Non franchement il y a vraiment des choses dégoûtantes dans le dernier Goncourt, je n’avais pas fait attention, de la page 500 à 514.
Je vous déconseille.
Vedo à 1h.
(Les gens parlent surtout d’eux-même)
Pas seulement sur les œuvres d’art.
Et alii
Croûte que croûte c’est vraiment génial.
Cela vient d’un peintre mais cela eut pu être d’un boulanger !
Christiane
Celui de Dürer Melencolia, n’est pas, à mes yeux un ange déchu.
Vu de loin, l’attitude du coude gauche pourrait signifier bouderie ou bien colère, mais si on se rapproche on voit le regard attentif et la moue presque souriante.
Je le comprends comme un ange qui pense, à la somme des connaissances, et qui serait dubitatif sur la mauvaise manière que nous avons, nous les humains, de les employer.
C’est une interprétation, qui vaut ce qu’elle vaut.
Les anges volent et/ou jouent de la musique.
Prout que prout, c’est encore mieux, je trouve.
D.
J’avais dix sept ans.
On n’est pas sérieux à cet âge là.
Je pratiquais aussi la graphologue, et me taillais un joli succès.
Après, avec mon amoureux, avoir déplacé un bloc de rocher de plusieurs tonnes – avec mes méthodes, apprises sur le tas – je me suis rangée. Nous allions grimper sur une voie d’escalade, et le bloc barrait le chemin d’accès.
Être en contact avec l’au-delà est absolument effrayant, et avoir des pouvoirs occultes encore plus.
Victor Hugo était un homme sensé et c’est tout.
D. ne vous faites aucun souci pour moi, ne développez aucun fantasme, cela n’en vaut pas le jus. Merci de votre intérêt ; passez-le en mode mineur.
Et je tiens la route, correctement.
8 Mai 1945 : fin de la guerre en EuropeL’acte de capitulation fixe la cessation des hostilités au 8 mai à 23h01. Un nouvel acte de capitulation du IIIe Reich est alors signé à Berlin entre les commandements militaires allemands et alliés. La guerre prend officiellement fin sur le continent européen.
In Info.gouv.
Bonne fête à tous de l’armistice, aujourd’hui 8 mai, ce grand jour de signature de paix dans cette horrible guerre qui eut lieu entre l’Allemagne et la France.

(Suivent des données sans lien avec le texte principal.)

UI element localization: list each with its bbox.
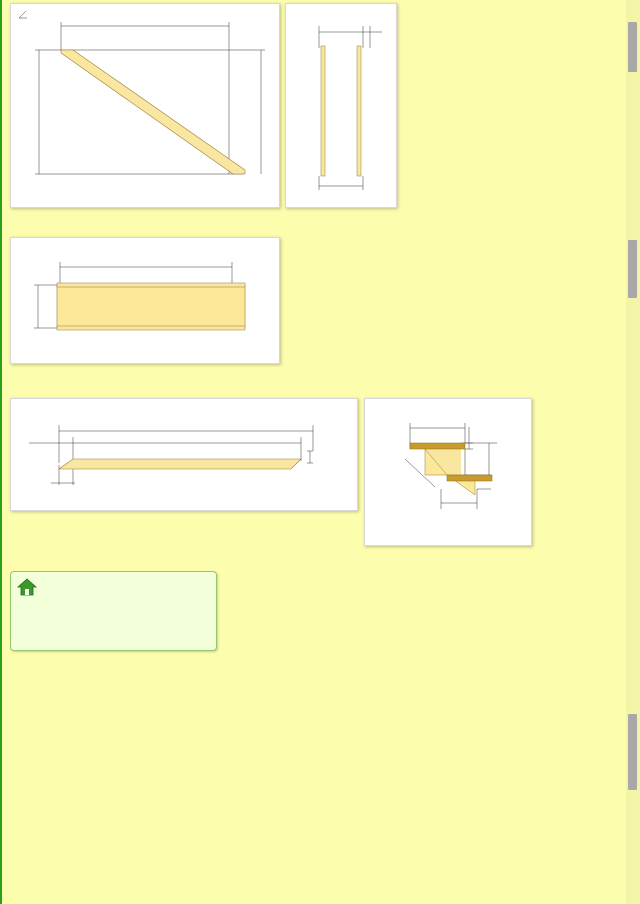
stringer-drawing bbox=[10, 398, 358, 511]
house-icon bbox=[17, 578, 37, 596]
scrollbar-thumb-bottom[interactable] bbox=[628, 714, 637, 790]
top-view-drawing bbox=[10, 237, 280, 364]
scrollbar-thumb-top[interactable] bbox=[628, 22, 637, 72]
steps-drawing bbox=[364, 398, 532, 546]
left-edge bbox=[0, 0, 2, 904]
recommendations-box bbox=[10, 571, 217, 651]
side-view-drawing bbox=[10, 3, 280, 208]
front-view-drawing bbox=[285, 3, 397, 208]
scrollbar-thumb-middle[interactable] bbox=[628, 240, 637, 298]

Et bon pont aux heureux chanceux qui travaillent encore…
Renato,
C’est quand même très courant de brandir des phénomènes astronomiques pour réfuter telle vision ou telle prophétie.
Je crois pouvoir vous affirmer que pour la comète de Halley, il s’est passé le même phénomène.
Et lorsqu’il s’est passé ce terrible tsunami au Sri Lanka le 26 décembre 2004, après les faits, me souviens de cet homme sur la plage, devant une statue de bouddha, dire « Nois n’avons pas assez prié les dieux et c’est pour cela que nous avons été punis. »
Le cénotaphe de Walter Benjamin à Portbou, en Espagne
https://lesempio.blogspot.com/2010/01/tomba-di-walter-benjamin.html?q=walter
Rose a toujours raison, même quand elle a tort.
D’ailleurs, rose, l’amie qui affirmait que quiconque avait eu des relations sexuelles au lycée n’avait pas besoin de thérapeute, était Francesca Alinovi, critique d’art connue pour ses travaux sur l’art de la performance et pour son étude systématique du graffiti et du street art. Diplômée de lettres, était également chercheuse titulaire au DAMS de Bologne.
Incidemment :
https://memoriavelata.blogspot.com/2025/01/fail-better.html
La fin est un commencement, mais quel des deux états est le plus instructif ?
https://lesempio.blogspot.com/2010/01/tomba-di-walter-benjamin.html?q=Walter
Elle a raison même contre la Raison, la rose !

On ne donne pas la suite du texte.